L’ ennesimo episodio di violenza ai danni del personale sanitario campano si è verificato questa mattina, poco dopo le 10.30 quando lo staff del 118 della postazione Piazza del Gesù ha soccorso un extracomunitario tossicodipendente, ritrovato in overdose e privo di coscienza in vicoletto San Gennaro dei Poveri, al centro storico. Il personale sanitario ha fornito i primi soccorsi all’uomo trasportandolo nel vicino ospedale Vecchio Pellegrini dove il paziente, al risveglio, si è scatenato aggredendo sanitari e distruggendo parte del mobilio e dei presidi ospedalieri. Sono seguiti calci, pugni e schiaffi contro gli operatori del 118 e il personale dell’ospedale, oltre a danni a computer del pronto soccorso e varie suppellettili.

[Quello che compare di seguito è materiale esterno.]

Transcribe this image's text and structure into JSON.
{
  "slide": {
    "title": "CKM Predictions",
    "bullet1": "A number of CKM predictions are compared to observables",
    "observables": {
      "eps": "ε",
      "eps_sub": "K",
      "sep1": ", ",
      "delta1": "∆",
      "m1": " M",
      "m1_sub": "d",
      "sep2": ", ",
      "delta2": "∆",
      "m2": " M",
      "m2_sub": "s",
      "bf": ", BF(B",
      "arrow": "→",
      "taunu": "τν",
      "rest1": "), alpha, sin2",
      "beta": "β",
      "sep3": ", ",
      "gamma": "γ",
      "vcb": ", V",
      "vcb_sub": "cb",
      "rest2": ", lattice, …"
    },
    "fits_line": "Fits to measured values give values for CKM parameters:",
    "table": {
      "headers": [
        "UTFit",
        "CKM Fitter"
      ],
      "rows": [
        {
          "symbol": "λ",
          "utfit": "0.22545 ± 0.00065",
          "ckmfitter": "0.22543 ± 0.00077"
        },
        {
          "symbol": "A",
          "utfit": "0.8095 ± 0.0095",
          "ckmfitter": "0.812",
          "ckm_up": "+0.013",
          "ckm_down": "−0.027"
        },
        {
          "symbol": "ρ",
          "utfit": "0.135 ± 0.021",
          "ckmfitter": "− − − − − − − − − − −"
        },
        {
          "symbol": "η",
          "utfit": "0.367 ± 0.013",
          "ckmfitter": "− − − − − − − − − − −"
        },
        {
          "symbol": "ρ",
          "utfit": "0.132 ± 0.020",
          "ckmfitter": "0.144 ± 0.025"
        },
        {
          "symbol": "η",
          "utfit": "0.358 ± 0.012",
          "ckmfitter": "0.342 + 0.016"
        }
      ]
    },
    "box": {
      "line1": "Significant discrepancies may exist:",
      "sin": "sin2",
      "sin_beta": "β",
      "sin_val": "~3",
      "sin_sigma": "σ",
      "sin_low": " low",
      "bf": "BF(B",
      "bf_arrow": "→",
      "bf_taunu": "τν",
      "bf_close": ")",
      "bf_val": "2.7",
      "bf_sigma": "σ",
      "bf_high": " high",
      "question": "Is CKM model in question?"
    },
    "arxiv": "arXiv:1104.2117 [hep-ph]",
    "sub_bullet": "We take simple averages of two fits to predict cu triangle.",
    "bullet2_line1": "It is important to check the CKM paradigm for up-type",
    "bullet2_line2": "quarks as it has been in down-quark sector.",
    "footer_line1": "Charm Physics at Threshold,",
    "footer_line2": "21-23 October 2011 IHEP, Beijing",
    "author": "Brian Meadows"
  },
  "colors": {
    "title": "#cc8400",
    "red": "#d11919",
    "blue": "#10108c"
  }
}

L’episodio è stato segnalato dall’Associazione Nessuno Tocchi Ippocrate:«Gli infermieri del nosocomio ed il personale 118 dell’ambulanza, nonostante abbiano ricevuto schiaffi e pugni, refertati, stanno continuando il loro turno di lavoro» hanno dichiarato dall’associazione nata proprio per denunciare i numerosi episodi di violenza subiti dai sanitari. «Anche i vigilantes dell’ospedale sono stati aggrediti e c’è voluto l’intervento della polizia per bloccare l’aggressore – ha dichiarato Giuseppe Alviti, presidente dell’Associazione Nazionale Guardie Giurate – per questo da tempo chiediamo rinforzi delle unità di vigilantes che presidiano questi siti a richio, come sono oramai i pronto soccorso cittadini».

A uno dei cinque feriti, da quanto riporta il rappresentante Uil Fpl Antonio Eliseo, è stato diagnosticato un sospetto trauma cranico.